Groupe Communiste, Républicain, Citoyen et Écologiste

Les débats

Une stratégie qui a échoué

Politique industrielle européenne -

Par / 3 avril 2019

Monsieur le président, madame la secrétaire d’État, je vous livre deux citations : « Nous voulons enfin prendre l’opportunité de développer la productivité, l’expansion de notre économie. » « Il faut une nouvelle approche de la politique industrielle en Europe ».

Ces deux déclarations volontaristes pourraient être d’actualité, elles datent pourtant de la présidence de Walter Hallstein en 1960, pour l’une, d’une communication de la Commission européenne de 1990, pour l’autre.

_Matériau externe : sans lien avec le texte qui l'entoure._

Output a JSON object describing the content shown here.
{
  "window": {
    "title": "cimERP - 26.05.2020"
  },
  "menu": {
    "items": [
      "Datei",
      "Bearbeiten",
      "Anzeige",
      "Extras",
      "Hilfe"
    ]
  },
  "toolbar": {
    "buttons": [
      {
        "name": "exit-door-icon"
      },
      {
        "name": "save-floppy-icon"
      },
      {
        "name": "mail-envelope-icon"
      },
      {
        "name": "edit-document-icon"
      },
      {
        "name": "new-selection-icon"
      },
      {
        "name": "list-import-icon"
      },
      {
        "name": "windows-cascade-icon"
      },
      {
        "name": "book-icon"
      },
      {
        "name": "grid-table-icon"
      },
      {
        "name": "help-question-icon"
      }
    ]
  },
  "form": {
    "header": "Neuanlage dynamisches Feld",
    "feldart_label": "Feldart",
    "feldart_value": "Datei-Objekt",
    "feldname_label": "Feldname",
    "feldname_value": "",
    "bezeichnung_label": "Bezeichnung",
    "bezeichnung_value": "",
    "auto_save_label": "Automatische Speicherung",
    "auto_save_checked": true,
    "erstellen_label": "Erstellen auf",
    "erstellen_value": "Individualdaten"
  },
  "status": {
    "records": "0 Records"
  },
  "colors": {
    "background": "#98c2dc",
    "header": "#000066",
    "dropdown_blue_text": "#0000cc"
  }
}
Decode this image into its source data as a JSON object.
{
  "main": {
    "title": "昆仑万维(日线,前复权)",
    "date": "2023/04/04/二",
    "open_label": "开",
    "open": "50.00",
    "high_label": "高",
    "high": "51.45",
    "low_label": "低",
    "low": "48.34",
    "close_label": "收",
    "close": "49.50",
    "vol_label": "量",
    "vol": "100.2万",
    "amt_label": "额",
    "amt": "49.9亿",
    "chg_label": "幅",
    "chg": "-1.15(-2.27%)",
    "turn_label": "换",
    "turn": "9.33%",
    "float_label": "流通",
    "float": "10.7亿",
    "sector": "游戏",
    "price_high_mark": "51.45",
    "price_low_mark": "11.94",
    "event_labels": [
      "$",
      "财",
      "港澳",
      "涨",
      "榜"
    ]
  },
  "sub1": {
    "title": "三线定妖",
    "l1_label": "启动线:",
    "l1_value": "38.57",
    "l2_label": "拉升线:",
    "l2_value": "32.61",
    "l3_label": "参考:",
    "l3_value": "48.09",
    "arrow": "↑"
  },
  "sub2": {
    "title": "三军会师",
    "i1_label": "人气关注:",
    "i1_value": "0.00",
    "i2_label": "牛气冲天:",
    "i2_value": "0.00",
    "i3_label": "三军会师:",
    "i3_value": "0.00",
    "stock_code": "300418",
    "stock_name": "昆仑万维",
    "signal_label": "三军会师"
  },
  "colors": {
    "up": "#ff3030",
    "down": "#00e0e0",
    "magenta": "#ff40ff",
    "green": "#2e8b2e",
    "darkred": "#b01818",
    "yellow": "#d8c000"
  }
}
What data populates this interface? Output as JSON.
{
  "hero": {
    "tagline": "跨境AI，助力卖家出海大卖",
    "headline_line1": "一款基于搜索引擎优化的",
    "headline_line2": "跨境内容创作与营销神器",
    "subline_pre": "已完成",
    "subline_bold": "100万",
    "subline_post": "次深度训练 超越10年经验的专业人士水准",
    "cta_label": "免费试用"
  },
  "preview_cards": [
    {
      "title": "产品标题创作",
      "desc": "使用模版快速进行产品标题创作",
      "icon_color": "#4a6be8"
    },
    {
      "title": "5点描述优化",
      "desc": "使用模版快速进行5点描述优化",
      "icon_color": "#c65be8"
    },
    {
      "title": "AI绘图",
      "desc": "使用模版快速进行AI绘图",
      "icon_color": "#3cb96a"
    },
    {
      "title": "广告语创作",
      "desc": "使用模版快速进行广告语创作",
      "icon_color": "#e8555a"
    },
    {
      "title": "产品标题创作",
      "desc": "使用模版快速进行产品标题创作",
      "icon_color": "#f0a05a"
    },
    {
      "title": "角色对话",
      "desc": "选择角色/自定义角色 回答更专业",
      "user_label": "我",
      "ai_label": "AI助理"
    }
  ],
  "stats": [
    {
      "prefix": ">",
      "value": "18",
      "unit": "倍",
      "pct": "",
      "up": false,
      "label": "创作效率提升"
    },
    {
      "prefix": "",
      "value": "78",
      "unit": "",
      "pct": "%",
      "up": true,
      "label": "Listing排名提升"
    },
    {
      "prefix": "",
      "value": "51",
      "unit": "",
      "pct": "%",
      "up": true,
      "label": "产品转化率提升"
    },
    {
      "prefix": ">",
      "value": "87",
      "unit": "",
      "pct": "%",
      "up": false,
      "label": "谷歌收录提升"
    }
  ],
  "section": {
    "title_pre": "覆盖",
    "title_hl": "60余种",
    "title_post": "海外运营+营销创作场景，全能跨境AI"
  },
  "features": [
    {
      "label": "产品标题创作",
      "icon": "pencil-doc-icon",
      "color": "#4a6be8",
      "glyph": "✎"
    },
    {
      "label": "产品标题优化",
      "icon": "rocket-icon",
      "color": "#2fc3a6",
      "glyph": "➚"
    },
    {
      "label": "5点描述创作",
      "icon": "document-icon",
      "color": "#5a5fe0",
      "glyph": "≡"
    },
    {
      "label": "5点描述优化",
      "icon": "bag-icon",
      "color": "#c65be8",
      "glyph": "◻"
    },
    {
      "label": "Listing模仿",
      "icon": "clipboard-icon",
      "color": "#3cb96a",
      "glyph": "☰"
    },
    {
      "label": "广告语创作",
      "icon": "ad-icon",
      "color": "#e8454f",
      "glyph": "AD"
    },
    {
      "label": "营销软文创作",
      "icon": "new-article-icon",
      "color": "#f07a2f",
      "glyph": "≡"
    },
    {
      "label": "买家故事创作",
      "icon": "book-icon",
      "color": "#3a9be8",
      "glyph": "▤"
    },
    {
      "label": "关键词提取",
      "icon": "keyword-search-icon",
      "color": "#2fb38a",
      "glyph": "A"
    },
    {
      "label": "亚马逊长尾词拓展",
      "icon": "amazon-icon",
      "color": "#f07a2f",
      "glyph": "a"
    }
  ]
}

En somme, cela fait soixante ans que c’est enfin le moment de l’industrie en Europe, mais cela fait soixante ans que l’Union européenne suit une stratégie de mise en concurrence et de compétitivité des prix, une stratégie de refus de tout soutien public, d’affaiblissement des protections sociales, tournée vers la profitabilité des grands groupes au détriment du maillage territorial, une stratégie qui a échoué.

Les chiffres ne mentent pas : en plus de vingt ans, l’emploi industriel a reculé de près de 26 %, alors cessons les grandes déclarations !

Au-delà des chiffres, ce sont les emplois induits, les réseaux de PME, l’aménagement du territoire, les conditions de vie qui se dégradent. Ce sont des métiers, des fiertés ouvrières, qui disparaissent.

Face aux défis de la révolution numérique, à la montée en puissance de la Chine, les propositions de la Commission et du Gouvernement ne remettent pas en cause une stratégie qui a pourtant échoué.

Madame la secrétaire d’État, je ne suis pas garagiste, mais je sais que, lorsqu’un moteur est défectueux, refaire la carrosserie ne sert à rien ! (M. Bruno Sido rit.) Alors, faisons de véritables propositions, en rupture avec les précédentes. Dans cette perspective, mes questions seront les suivantes.

Madame la secrétaire d’État, êtes-vous prête à soutenir l’idée d’un fonds d’investissement important à l’échelle européenne ? Êtes-vous prête à défendre nos marchés en imposant des visas écologiques et sociaux aux importations aux frontières de l’Union européenne ? Accepteriez-vous, enfin, de revoir les règles des marchés publics afin de favoriser les PME, qui sont le cœur du tissu industriel européen ?

M. le président. La parole est à Mme la secrétaire d’État.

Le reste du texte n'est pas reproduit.